As an example, one of my clients may be a bit "off" when I get back after having been on break There are, of course, a whole lot of interpretations that I could be making with regard to his seemingly "off" behavior.  He could be experiencing any number of sensory or physical distresses, or he could be depressed from the holidays, he may have had a visit from family members (or not), his staff may have frustrated him, his housemates may have been invasive in some way, he may simply be trying to get back in the swing of things after having his schedule interrupted by a lot of his staff being on vacation.  Or any other number of things that I could never guess, because they're internal, and he can't tell me them (or, if he could, he may not choose to do so).  Or, I suppose, he may have felt sad that his weekly bit of connection with me was missing.  Or it could be various combinations of the whole lot. 
Often it's the "being just plain difficult" business that starts to make me wonder (out loud- sometimes musically- to my clients) whether they might be doing the opposite of what I'm hoping because, perhaps, I did the opposite of what they were hoping.  In other words, I wasn't there for them when they needed me. 

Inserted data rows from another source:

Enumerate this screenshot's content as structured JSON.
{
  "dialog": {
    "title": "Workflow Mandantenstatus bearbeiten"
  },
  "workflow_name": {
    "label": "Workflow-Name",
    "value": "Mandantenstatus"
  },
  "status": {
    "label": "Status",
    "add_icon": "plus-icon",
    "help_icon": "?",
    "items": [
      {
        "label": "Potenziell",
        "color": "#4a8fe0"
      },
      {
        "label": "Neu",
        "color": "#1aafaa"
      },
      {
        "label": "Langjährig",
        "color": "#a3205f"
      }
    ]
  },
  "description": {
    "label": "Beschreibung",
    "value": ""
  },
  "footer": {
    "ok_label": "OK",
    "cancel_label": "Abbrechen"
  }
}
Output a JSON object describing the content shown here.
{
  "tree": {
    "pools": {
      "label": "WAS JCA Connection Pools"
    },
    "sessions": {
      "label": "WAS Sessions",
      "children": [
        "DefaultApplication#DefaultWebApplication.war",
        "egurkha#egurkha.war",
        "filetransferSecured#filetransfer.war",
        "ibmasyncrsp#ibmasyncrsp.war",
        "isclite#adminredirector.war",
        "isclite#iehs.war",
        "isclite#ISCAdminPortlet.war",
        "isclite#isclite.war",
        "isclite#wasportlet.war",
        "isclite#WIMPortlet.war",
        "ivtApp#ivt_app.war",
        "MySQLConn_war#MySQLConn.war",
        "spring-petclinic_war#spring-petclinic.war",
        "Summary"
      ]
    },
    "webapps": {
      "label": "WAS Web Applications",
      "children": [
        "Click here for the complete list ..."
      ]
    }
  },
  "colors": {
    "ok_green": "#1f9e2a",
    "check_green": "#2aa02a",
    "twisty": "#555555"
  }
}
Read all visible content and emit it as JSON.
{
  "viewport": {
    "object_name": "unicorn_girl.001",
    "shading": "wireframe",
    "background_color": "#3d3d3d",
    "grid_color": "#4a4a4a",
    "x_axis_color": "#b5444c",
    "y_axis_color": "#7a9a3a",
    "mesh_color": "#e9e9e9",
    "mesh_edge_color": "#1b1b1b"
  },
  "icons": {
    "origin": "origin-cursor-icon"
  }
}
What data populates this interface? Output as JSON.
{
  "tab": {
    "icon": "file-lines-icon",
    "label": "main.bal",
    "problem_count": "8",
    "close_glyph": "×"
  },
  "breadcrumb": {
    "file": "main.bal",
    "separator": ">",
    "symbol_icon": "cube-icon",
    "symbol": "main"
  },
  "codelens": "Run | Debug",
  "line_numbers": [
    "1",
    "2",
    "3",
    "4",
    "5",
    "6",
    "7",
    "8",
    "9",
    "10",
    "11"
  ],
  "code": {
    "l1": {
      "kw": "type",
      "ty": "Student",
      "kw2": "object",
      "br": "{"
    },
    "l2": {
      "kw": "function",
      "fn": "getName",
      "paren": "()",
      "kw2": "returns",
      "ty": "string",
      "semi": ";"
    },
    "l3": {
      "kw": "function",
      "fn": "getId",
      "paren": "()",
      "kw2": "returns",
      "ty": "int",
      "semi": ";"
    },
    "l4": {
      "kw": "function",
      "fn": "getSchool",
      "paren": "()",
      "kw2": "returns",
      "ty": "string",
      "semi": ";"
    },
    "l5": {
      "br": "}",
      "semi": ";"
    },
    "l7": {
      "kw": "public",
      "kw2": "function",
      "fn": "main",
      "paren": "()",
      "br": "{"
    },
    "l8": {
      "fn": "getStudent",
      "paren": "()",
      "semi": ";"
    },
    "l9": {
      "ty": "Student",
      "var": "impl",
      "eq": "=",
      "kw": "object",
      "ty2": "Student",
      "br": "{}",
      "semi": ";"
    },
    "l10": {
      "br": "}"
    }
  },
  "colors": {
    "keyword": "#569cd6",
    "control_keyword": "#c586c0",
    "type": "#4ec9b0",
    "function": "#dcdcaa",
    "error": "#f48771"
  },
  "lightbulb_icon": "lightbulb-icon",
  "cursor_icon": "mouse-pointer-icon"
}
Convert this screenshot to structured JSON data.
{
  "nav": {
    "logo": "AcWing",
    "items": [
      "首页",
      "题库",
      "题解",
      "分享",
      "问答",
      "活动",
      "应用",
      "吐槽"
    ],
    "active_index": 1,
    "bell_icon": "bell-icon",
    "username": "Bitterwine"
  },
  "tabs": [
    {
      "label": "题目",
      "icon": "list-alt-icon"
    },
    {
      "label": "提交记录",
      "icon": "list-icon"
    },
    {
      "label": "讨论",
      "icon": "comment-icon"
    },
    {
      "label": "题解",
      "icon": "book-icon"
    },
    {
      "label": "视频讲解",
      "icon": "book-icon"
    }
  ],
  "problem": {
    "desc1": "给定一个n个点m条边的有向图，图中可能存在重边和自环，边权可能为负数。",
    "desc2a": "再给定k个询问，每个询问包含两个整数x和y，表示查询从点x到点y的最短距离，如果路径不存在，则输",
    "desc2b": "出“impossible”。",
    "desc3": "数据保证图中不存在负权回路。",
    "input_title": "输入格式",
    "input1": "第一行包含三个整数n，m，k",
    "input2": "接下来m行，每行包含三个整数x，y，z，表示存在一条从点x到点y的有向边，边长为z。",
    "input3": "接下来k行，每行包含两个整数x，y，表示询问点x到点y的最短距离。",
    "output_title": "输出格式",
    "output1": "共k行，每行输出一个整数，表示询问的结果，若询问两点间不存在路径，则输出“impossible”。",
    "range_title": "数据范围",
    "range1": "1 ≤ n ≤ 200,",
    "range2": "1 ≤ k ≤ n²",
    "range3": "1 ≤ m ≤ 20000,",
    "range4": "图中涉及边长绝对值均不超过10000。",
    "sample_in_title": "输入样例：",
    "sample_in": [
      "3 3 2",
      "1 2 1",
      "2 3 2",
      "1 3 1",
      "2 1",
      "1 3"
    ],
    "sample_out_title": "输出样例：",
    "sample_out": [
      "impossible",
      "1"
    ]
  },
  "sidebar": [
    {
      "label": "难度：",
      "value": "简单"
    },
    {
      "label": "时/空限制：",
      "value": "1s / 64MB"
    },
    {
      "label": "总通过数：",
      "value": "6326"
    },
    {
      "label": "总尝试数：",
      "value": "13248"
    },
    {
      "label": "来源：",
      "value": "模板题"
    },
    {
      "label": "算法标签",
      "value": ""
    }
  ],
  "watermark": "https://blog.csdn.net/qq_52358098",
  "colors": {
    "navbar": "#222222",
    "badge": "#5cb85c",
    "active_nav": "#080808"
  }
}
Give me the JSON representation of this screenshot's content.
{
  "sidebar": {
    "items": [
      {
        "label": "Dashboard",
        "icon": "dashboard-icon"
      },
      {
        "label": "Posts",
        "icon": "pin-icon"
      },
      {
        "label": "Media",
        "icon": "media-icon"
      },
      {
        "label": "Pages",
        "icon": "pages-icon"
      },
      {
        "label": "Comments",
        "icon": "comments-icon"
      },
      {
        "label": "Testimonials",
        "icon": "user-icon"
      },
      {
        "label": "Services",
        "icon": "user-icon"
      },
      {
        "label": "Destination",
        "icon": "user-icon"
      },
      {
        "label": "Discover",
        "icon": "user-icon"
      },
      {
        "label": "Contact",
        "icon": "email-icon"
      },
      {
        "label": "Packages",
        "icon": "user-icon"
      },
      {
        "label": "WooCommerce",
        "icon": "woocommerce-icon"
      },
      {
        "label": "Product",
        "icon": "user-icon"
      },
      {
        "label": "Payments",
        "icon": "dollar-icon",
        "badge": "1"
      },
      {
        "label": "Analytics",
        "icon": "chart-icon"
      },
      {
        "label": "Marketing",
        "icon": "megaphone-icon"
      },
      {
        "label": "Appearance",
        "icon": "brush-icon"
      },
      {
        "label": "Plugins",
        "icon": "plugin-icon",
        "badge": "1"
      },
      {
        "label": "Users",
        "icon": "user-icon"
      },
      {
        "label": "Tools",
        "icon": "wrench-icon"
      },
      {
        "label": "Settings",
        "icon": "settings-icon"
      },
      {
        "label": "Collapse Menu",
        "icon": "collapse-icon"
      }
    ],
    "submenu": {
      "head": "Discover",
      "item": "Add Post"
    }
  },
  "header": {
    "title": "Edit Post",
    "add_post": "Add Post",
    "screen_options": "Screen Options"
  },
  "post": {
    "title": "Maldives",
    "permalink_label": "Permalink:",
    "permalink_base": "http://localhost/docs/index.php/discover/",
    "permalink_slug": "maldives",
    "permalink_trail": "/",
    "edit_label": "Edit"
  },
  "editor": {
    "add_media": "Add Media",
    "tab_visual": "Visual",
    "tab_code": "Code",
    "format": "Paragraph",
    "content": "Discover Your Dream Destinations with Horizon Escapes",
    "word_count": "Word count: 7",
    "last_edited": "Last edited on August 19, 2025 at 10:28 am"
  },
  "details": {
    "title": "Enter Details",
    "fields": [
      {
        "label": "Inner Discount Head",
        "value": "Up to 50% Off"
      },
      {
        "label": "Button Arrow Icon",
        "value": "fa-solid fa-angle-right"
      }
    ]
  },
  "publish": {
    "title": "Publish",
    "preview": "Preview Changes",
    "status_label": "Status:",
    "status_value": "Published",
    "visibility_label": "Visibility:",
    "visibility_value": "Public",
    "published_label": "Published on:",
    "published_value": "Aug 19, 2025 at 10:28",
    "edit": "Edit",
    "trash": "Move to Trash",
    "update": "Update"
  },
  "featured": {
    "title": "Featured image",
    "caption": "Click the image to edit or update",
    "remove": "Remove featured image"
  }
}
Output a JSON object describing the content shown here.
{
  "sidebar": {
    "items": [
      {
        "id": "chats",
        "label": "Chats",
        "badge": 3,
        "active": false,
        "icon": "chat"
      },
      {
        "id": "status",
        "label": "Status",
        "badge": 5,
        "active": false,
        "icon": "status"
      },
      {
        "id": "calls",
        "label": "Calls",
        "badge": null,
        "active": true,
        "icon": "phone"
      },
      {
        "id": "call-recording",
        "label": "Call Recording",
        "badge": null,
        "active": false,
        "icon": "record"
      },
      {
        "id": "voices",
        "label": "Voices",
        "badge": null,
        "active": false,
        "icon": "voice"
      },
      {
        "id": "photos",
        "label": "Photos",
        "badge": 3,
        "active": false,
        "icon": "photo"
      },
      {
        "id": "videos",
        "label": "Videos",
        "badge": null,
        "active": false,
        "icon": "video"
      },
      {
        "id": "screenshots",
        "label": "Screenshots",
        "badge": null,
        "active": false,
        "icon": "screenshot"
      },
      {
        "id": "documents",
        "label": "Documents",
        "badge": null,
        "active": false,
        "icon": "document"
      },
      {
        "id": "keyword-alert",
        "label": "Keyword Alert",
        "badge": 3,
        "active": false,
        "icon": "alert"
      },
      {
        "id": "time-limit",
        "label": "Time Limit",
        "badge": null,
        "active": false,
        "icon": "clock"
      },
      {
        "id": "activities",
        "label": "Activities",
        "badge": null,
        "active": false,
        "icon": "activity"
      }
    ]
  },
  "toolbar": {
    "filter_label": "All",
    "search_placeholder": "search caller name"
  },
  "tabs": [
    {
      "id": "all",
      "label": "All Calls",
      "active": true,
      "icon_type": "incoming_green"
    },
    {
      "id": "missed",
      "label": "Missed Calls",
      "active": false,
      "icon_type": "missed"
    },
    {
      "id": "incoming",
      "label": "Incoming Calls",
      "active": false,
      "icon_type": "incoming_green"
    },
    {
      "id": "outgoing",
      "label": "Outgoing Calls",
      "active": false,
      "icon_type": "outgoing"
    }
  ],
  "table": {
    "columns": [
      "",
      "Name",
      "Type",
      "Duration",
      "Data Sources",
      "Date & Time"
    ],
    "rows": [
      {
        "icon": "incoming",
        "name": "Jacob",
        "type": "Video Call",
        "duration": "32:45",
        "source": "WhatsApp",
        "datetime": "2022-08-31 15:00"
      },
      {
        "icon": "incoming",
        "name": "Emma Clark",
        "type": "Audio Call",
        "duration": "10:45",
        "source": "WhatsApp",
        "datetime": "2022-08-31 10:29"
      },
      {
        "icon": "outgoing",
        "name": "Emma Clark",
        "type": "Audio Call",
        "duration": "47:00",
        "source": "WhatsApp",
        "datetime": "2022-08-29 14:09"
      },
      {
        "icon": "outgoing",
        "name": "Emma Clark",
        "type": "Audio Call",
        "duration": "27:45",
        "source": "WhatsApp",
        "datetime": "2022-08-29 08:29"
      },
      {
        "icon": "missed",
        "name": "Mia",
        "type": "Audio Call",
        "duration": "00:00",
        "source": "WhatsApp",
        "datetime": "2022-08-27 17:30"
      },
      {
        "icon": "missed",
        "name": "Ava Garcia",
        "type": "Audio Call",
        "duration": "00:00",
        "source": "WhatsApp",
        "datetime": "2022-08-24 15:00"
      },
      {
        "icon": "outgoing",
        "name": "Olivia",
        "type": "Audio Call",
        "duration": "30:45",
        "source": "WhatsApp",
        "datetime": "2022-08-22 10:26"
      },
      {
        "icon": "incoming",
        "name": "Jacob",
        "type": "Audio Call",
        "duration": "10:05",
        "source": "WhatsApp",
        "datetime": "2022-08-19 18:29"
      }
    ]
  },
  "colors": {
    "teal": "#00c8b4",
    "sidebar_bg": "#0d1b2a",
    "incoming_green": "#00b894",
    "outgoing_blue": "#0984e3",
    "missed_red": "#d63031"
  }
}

Oddly enough (or maybe it's not so odd), the other thing that sometimes happens after I return from a holiday is a client trying to run out of the session.  I have gotten to the point where I almost automatically ask if maybe they're trying to say, "How dare you run out on me, Roia!? See how you like it...damn it!"
Imagine the frustration and embarrassment on both our parts when it turns out that the rush to the door ends up being a need to go down the hall to use the toilet, and I miss the cue entirely.  Not that the folks I work with don't make good use of toileting accidents to let me know they're "pissed". 
So, um, as I said, I'm a little nervous about tomorrow, particularly because I have a number of new clients whose "languages" I've yet to learn.  I'm supposing that I'll be getting the opportunity to do just that during the coming week.